Следует также отметить, что образы, связанные с представлениями о врагах и бедствиях, во многих случаях основаны не на одном, а на нескольких мотивах. К примеру, утверждение, что западные продукты, на которых стоит знак "копирайт", нельзя покупать, поскольку их "кашерят", а "кашер" значит - колдовство [11], подразумевает 1) страх перед колдовством; 2) страх перед Западом и 3) страх перед врагами-евреями.
В целом, при всей разнородности рассмотренных представлений, мир во время эсхатологических бедствий мир характеризуется следующим образом:
1. попадает в полную зависимость от темных сил;
2. становится опасным для тех, кто в нем живет;
3. все устои рушатся, а порок становится нормой.

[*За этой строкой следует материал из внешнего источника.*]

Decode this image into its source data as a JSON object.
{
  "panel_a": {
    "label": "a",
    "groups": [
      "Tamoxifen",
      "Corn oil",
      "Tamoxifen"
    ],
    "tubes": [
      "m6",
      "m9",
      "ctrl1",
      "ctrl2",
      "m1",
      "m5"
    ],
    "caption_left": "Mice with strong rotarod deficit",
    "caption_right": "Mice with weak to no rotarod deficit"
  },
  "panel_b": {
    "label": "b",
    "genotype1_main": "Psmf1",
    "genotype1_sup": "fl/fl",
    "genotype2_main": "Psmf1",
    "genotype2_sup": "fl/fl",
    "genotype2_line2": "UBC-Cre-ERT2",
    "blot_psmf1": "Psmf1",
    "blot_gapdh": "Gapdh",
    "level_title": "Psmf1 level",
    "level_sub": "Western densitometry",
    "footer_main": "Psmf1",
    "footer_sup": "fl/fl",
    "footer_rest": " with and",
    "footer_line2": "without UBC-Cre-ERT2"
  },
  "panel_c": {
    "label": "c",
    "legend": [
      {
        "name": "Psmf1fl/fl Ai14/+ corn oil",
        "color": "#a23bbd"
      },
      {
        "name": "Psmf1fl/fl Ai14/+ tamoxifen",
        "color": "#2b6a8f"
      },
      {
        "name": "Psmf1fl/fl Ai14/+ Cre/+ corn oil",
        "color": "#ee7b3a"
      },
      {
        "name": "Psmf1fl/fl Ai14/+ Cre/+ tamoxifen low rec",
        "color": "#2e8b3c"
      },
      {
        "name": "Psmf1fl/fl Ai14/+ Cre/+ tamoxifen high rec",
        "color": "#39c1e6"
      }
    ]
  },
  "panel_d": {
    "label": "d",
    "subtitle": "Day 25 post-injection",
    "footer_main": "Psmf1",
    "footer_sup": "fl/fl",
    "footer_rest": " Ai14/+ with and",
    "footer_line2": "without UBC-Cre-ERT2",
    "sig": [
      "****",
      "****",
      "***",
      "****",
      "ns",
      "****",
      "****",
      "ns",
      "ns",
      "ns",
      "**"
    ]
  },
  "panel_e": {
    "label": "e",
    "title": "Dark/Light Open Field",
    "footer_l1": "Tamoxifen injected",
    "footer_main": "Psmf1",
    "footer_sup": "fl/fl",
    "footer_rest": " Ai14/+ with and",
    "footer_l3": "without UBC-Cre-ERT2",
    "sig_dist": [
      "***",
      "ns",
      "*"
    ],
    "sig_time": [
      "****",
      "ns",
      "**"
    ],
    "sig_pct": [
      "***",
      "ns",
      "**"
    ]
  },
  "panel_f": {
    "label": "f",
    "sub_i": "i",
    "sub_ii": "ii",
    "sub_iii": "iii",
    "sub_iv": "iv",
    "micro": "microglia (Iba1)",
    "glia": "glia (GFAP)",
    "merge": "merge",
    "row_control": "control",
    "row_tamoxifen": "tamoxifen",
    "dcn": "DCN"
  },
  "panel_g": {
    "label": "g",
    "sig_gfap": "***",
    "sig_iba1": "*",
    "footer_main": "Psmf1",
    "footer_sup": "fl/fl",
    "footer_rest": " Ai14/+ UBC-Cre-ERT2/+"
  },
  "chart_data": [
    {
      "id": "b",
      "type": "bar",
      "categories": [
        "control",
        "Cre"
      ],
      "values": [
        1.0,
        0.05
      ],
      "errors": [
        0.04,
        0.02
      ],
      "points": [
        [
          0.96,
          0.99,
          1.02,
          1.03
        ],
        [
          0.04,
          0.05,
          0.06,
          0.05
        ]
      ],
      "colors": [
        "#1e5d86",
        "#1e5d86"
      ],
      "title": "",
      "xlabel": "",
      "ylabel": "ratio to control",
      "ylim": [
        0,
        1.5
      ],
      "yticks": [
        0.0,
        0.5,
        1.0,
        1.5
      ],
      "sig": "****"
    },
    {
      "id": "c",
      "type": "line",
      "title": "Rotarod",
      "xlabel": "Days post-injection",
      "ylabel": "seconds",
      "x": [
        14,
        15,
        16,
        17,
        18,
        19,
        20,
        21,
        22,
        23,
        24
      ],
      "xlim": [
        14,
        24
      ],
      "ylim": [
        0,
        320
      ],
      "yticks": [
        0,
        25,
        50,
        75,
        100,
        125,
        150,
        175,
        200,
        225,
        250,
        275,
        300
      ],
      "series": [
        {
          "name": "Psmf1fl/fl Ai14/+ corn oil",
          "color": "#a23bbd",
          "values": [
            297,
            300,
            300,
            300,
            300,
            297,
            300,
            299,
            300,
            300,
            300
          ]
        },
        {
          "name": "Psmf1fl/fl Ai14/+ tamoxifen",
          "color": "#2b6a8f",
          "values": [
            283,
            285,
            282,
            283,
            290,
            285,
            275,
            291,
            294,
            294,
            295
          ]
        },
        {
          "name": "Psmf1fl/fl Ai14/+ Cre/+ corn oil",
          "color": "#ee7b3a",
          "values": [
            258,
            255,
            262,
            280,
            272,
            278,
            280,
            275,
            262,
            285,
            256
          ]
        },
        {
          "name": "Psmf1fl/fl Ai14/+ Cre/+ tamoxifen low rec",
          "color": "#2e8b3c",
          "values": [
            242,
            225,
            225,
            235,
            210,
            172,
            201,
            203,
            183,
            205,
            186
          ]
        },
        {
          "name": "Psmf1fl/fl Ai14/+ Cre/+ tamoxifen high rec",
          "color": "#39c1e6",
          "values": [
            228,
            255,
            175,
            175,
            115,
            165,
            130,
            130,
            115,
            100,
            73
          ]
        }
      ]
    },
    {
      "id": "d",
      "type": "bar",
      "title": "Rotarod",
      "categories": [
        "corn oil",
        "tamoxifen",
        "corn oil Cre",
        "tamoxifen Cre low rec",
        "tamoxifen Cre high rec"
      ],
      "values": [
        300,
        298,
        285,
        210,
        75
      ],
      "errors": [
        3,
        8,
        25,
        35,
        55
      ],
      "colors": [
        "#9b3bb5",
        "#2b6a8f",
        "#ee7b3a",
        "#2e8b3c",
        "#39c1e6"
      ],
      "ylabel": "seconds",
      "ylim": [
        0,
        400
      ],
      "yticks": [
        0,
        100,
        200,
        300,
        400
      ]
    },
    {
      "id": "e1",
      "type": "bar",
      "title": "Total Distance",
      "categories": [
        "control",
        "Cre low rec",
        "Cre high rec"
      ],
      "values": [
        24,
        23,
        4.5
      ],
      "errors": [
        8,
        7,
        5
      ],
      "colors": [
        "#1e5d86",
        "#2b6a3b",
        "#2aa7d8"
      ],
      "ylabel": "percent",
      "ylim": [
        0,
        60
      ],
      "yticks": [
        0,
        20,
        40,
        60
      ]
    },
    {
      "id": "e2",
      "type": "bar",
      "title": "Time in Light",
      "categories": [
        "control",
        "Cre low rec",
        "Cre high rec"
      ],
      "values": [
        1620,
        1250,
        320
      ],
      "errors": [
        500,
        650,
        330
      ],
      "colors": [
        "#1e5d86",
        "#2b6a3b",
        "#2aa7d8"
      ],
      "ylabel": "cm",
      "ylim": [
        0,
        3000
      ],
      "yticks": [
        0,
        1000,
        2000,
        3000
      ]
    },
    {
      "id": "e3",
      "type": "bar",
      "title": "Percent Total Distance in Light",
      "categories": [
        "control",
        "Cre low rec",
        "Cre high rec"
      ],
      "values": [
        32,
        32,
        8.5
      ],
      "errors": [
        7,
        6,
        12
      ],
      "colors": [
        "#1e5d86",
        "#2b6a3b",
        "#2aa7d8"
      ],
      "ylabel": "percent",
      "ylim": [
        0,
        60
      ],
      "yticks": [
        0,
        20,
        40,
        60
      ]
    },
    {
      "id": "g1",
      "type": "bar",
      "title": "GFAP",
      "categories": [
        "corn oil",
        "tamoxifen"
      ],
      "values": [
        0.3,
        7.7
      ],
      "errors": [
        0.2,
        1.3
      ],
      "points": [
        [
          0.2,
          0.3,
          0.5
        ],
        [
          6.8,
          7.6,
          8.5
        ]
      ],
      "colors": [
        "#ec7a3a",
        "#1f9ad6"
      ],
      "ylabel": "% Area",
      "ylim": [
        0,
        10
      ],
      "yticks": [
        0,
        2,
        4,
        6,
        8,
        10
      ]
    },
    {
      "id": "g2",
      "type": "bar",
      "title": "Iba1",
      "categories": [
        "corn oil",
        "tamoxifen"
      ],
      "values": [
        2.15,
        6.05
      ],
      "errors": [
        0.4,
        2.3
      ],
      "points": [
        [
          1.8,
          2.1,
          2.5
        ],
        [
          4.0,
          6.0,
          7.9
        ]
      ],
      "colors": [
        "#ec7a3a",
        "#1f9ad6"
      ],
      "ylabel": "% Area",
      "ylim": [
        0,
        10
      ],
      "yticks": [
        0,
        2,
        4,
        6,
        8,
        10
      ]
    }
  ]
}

Иными словами, перед эсхатологической катастрофой мир представляется "перевернутым", в нем все происходит наоборот, не так, как должно происходить по установленным свыше законам (во главе церкви становится антихрист, избранный народ терпит поношение, женщины управляют мужчинами - последнее часто приписывается Береславским времени антихриста [Береславский 1991b: 51; Береславский 1999: 54]). Это время, когда ад - на земле [Трехипостасный лик 1993: 114], когда потусторонние силы обретают возможность действовать в мире, когда практически стирается грань между ними и людьми (поэтому так часты упоминания об одержимости и колдовстве). Если рассматривать вселенскую катастрофу в контексте "обрядов перехода", можно соотнести ее с лиминальным периодом междуцарствия (которое в некоторых архаических обществах отмечалось "общей распущенностью, временным прекращением общественной жизни" [Тэрнер 1965: 231]. В еще большей степени ее можно соотнести с инициацией, предполагающей перенесение страданий; в этом случае, в положении инициируемого оказывается весь мир. Но страдания оправданы, коль скоро смысл инициации - новое рождение. За периодом хаоса должно следовать новое сотворение мира, но уже совершенного. И носители эсхатологического сознания, как бы отчужденно по отношению к миру они не были настроены, всегда видят за страданиями грядущий новый Иерусалим. Именно этим объясняется кажущаяся парадоксальность следующего высказывания последовательницы Виссариона: "Движение в яму - это еще и рождение нового человека. Когда начинают рушиться идеалы, уничтожается все благое (а все благое от Бога) - то в недрах всего этого рождается новое <…> Новое - это то, что предопределяет вечность души" [5].